Abstract

Five healthy students were investigated on two different days with or without a constant infusion of somatostatin (500 microgram/h) into an arm vein a fluoroscopically placed Lagerlöf tube was used for the collection of gastric and duodenal juice. After 30-min basal period, 40 ml 100 mmol/l HCl was infused into the midpart of the duodenum over 5 min through a thin catheter attached to the tube.

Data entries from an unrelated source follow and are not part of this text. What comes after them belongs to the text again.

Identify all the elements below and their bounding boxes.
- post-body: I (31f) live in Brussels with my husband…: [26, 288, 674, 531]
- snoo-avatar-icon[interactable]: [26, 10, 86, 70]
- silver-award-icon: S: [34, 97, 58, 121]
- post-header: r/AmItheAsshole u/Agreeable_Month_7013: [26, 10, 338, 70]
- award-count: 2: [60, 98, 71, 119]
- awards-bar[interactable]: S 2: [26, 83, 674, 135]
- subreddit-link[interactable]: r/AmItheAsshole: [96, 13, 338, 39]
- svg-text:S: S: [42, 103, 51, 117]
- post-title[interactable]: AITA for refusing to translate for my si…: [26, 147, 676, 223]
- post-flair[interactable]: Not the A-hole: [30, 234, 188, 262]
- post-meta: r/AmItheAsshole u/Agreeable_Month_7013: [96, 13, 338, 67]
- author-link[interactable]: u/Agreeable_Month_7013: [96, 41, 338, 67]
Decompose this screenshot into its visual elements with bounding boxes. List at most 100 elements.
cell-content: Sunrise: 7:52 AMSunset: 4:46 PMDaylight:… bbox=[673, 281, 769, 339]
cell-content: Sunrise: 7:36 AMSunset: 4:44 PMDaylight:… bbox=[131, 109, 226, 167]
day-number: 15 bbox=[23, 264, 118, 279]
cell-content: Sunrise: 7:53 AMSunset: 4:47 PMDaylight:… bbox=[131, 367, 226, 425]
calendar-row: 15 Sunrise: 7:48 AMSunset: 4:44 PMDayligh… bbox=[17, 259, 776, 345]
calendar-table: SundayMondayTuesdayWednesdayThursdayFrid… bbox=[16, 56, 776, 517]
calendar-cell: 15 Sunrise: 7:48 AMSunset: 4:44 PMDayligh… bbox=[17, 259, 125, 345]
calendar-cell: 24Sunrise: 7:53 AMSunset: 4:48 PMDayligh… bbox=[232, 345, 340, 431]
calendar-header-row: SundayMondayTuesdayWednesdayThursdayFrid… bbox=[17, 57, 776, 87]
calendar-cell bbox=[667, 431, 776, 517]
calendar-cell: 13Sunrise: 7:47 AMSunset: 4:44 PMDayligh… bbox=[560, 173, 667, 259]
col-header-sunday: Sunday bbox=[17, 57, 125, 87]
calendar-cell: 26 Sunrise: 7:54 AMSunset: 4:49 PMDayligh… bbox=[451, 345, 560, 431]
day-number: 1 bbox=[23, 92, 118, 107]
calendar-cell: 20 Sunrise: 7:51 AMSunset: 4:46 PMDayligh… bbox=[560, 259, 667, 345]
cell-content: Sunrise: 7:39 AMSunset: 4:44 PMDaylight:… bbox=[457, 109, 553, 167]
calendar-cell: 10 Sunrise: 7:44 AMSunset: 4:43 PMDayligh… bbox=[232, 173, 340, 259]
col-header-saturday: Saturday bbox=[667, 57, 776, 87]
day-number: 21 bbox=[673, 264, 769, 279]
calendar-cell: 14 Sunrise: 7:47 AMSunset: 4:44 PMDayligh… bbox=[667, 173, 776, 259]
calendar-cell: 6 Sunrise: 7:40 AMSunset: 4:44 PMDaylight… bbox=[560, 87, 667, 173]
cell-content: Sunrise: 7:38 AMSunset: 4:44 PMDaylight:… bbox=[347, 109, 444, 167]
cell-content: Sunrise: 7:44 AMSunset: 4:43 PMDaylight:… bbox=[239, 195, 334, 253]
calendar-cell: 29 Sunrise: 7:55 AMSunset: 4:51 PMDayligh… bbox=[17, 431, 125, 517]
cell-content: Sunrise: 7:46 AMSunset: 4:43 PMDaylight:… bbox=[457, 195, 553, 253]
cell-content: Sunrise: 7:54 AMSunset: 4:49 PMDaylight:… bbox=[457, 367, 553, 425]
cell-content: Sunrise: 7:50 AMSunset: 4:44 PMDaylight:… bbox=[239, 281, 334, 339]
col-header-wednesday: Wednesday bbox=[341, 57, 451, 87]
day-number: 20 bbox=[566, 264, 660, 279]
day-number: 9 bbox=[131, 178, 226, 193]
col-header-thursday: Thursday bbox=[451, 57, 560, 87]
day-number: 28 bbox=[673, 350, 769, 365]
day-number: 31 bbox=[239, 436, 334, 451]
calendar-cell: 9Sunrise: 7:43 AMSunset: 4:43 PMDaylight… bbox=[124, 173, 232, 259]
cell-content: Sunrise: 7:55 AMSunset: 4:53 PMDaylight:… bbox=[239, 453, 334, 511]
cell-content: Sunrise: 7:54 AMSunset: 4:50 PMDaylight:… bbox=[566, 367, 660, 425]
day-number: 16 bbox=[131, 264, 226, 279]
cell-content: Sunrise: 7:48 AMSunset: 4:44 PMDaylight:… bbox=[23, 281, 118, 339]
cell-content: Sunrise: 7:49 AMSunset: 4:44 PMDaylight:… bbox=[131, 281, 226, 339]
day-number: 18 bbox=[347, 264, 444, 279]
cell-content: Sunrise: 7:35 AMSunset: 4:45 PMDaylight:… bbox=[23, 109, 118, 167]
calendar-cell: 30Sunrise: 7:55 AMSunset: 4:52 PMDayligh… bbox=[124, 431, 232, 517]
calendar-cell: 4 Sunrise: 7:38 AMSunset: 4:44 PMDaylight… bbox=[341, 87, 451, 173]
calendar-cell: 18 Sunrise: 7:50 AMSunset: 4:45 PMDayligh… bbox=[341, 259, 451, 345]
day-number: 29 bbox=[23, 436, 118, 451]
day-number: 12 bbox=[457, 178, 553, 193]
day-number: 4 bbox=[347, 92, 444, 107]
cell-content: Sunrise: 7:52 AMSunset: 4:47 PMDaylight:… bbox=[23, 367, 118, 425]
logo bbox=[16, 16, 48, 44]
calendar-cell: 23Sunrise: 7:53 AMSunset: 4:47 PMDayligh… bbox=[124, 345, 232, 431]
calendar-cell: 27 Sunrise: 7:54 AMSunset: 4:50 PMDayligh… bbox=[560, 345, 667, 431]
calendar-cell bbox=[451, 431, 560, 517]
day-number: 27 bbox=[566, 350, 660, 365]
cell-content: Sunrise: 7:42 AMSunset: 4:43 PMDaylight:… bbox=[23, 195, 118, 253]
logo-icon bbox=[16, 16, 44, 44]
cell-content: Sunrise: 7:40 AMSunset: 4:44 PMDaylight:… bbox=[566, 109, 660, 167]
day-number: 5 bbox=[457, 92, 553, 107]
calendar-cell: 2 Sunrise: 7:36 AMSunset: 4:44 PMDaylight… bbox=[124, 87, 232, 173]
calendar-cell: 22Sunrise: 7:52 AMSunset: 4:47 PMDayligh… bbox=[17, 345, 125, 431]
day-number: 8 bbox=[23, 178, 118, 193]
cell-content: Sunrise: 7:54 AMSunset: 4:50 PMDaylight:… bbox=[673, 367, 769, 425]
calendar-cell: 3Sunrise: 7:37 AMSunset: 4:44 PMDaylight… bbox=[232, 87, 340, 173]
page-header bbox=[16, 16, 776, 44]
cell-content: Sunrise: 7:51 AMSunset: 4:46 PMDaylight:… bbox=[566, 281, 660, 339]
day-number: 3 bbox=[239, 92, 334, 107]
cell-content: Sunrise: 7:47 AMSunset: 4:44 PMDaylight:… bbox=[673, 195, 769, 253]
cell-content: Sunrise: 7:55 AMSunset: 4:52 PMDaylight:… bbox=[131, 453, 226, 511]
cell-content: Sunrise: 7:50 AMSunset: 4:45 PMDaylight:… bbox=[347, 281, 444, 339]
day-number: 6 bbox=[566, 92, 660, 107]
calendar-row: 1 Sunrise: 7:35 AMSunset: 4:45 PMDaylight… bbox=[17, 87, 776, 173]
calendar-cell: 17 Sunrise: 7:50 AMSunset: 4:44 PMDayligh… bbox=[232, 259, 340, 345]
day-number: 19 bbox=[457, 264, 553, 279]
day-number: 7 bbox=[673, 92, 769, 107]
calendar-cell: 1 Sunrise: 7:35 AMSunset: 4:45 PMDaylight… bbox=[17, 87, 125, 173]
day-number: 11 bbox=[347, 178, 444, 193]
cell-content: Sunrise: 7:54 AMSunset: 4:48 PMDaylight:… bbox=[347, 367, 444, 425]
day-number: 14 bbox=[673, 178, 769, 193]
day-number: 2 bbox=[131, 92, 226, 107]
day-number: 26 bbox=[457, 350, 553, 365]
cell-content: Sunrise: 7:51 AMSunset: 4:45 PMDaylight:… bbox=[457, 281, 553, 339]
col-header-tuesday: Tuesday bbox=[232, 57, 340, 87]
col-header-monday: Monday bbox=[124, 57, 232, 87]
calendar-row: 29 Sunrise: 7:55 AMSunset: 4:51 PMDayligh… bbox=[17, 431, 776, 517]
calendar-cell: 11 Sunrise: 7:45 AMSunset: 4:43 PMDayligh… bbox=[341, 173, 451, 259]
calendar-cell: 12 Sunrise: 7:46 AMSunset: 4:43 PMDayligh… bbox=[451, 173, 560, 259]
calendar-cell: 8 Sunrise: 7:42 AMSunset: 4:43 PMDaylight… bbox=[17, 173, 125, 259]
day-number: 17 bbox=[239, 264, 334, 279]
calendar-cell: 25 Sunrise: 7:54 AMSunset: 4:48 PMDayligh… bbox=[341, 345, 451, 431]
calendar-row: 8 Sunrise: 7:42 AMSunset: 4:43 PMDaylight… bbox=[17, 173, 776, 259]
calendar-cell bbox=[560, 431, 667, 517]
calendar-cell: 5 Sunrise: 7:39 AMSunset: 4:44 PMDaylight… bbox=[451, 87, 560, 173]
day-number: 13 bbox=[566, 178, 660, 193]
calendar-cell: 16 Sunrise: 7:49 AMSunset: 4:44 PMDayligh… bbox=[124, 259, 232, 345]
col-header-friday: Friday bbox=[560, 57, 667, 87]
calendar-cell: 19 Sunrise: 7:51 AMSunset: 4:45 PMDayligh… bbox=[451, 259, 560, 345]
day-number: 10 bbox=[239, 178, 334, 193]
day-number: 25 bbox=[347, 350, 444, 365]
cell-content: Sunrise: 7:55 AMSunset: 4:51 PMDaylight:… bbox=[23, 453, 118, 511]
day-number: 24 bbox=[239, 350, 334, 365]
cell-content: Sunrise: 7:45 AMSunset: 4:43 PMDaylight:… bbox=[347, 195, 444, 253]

Plasma immunoreactive secretin was measured by radioimmunoassay employing 125I-labelled synthetic secretin, antibody against synthetic secretin, and standards prepared from pure natural porcine secretin. Secretin levels without somatostatin infusion were 4.6+/-0.7 pmol/l (mean+/-S.E.M.) basally and rose to a peak of 21.8+/-6.2 pmol/l after duodenal acidification (p less than 0.05) and with somatostatin infusion were 4.4+/-0.4 pmol/l basally and rose to a peak of 6.7+/-1.7 pmol/l (n.s.) after duodenal acidification. Pancreatic bicarbonate output increased from 8.0+/-2.5 mumol/min (mean+/-S.E.M.) to 283+/-44 mumol/min without somatostatin infusion (p less than 0.05) and from 6.7+/-2.1 mumol/min to 70+/-13 mumol/min somatostatin (p less than 0.05). This study shows that somatostatin (500 microgram/h can inhibit the release of secretin and the pancreatic bicarbonate secretion after duodenal acidification in man.